Baca Juga: Paramadina-INDEF Gelar Diskusi Publik Pemikiran Amartya Sen

Dalam sambutannya, Prof Didik J Rachbini menilai bahwa demokrasi sudah menjadi brutal dan menjadi hukum rimba, terjadi arus balik perpecahan di antara pendukung capres Pilpres 2024 dan konflik satu sama lain, yang dulu sangat mendukung kekuasaan sekarang berbalik.

“Fenomena relawan dalam Pilpres merupakan bagian dari sistem institusi rule of law, namun selama 9 tahun relawan justru menjadi rayap demokrasi yang bernaung di bawah kekuasaan. Dia ada di bawah karpet yang dulu memuji-muji kekuasaan dan secara tidak langsung membungkam orang kritis, tapi sekarang menjadi oposisi. Rayap demokrasi adalah suatu bentuk penyimpangan yang membuat wajah pemimpin Indonesia seperti Putin (bercorak otoriter),” ujar Didik menjelaskan.

Dr M Subhi Ibrahim, Ketua Program Magister Studi Islam dalam Diskusi Fatsoen Politik “Menuju Politik yang Beretika & Beradab di Indonesia” oleh The Lead Institute Universitas Paramadina secara daring, Selasa (5/12/2023). Sumber: Paramadina
Dr M Subhi Ibrahim, Ketua Program Magister Studi Islam dalam Diskusi Fatsoen Politik “Menuju Politik yang Beretika & Beradab di Indonesia” oleh The Lead Institute Universitas Paramadina secara daring, Selasa (5/12/2023).

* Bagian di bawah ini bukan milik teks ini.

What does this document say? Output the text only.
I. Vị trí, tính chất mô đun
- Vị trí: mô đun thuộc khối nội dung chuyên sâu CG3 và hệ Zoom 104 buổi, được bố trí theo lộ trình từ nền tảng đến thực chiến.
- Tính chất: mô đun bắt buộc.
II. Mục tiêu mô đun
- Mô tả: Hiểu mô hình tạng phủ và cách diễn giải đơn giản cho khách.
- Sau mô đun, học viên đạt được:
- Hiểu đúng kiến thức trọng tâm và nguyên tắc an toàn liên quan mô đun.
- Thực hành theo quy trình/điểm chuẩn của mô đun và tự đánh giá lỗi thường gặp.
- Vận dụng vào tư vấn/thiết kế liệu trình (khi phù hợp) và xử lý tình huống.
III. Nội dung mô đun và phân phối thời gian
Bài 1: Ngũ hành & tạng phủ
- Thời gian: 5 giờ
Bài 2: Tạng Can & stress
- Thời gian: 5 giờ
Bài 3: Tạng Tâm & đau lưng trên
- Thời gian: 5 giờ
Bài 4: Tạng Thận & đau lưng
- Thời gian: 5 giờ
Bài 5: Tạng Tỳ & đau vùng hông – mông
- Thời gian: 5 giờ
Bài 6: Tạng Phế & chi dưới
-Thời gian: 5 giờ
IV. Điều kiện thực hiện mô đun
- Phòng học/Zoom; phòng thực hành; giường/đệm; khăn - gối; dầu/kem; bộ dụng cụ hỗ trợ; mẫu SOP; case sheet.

Sumber: Paramadina
Adapun Dr M Subhi Ibrahim, Ketua Program Magister Studi Islam memaparkan bahwa Negara, adalah sebuah entitas yang bisa juga bubar, ketika kesepakatan yang dibuat oleh rakyat tidak lagi memberikan mandat kepada negara.

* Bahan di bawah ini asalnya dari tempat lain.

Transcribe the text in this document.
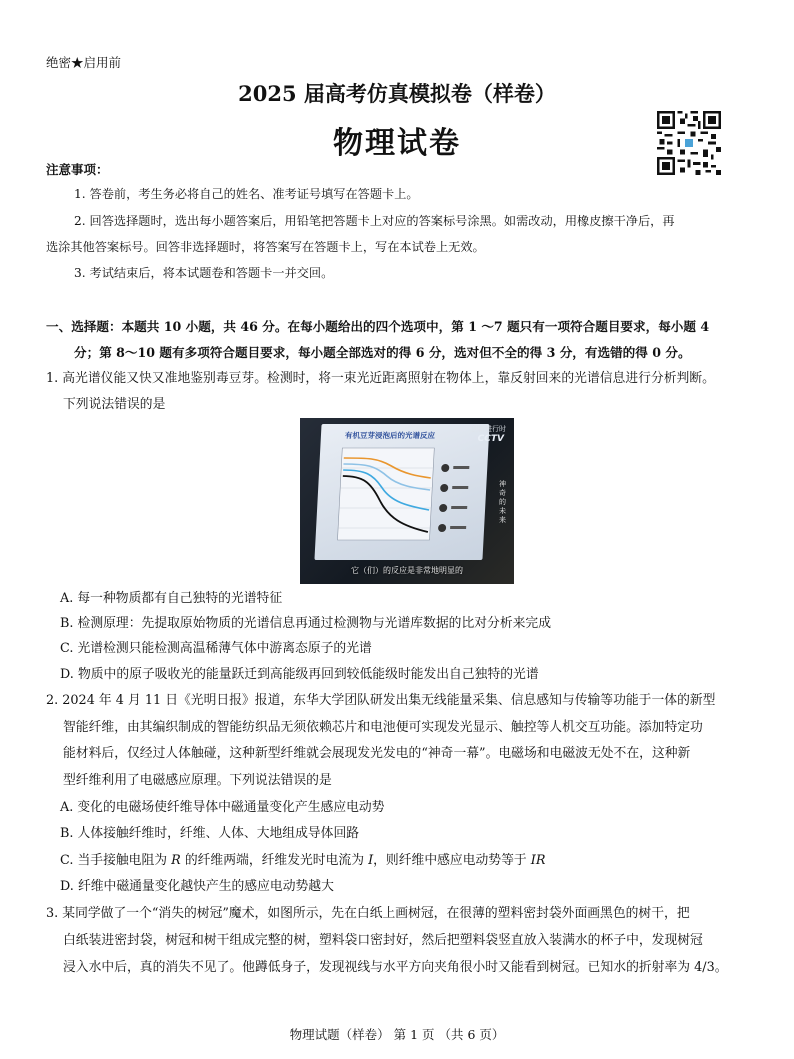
绝密★启用前
2025 届高考仿真模拟卷（样卷）
物理试卷
注意事项：
1. 答卷前，考生务必将自己的姓名、准考证号填写在答题卡上。
2. 回答选择题时，选出每小题答案后，用铅笔把答题卡上对应的答案标号涂黑。如需改动，用橡皮擦干净后，再
选涂其他答案标号。回答非选择题时，将答案写在答题卡上，写在本试卷上无效。
3. 考试结束后，将本试题卷和答题卡一并交回。
一、选择题：本题共 10 小题，共 46 分。在每小题给出的四个选项中，第 1 ～7 题只有一项符合题目要求，每小题 4
分；第 8～10 题有多项符合题目要求，每小题全部选对的得 6 分，选对但不全的得 3 分，有选错的得 0 分。
1. 高光谱仪能又快又准地鉴别毒豆芽。检测时，将一束光近距离照射在物体上，靠反射回来的光谱信息进行分析判断。
下列说法错误的是
有机豆芽浸泡后的光谱反应
创新进行时
CCTV
神奇的未来
它（们）的反应是非常地明显的
A. 每一种物质都有自己独特的光谱特征
B. 检测原理：先提取原始物质的光谱信息再通过检测物与光谱库数据的比对分析来完成
C. 光谱检测只能检测高温稀薄气体中游离态原子的光谱
D. 物质中的原子吸收光的能量跃迁到高能级再回到较低能级时能发出自己独特的光谱
2. 2024 年 4 月 11 日《光明日报》报道，东华大学团队研发出集无线能量采集、信息感知与传输等功能于一体的新型
智能纤维，由其编织制成的智能纺织品无须依赖芯片和电池便可实现发光显示、触控等人机交互功能。添加特定功
能材料后，仅经过人体触碰，这种新型纤维就会展现发光发电的“神奇一幕”。电磁场和电磁波无处不在，这种新
型纤维利用了电磁感应原理。下列说法错误的是
A. 变化的电磁场使纤维导体中磁通量变化产生感应电动势
B. 人体接触纤维时，纤维、人体、大地组成导体回路
C. 当手接触电阻为 R 的纤维两端，纤维发光时电流为 I，则纤维中感应电动势等于 IR
D. 纤维中磁通量变化越快产生的感应电动势越大
3. 某同学做了一个“消失的树冠”魔术，如图所示，先在白纸上画树冠，在很薄的塑料密封袋外面画黑色的树干，把
白纸装进密封袋，树冠和树干组成完整的树，塑料袋口密封好，然后把塑料袋竖直放入装满水的杯子中，发现树冠
浸入水中后，真的消失不见了。他蹲低身子，发现视线与水平方向夹角很小时又能看到树冠。已知水的折射率为 4/3。
物理试题（样卷） 第 1 页 （共 6 页）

“Pada akhirnya politik negara akan banyak menentukan bagaimana wajah negara ke depan. Semua juga tidak terlepas dari permainan politik. Ketika masuk pada permainan politik, ada sistem, aturan dan aktor. Problemnya adalah bagaimana bisa memberikan kartu merah bagi mereka yang melanggar aturan,” katanya.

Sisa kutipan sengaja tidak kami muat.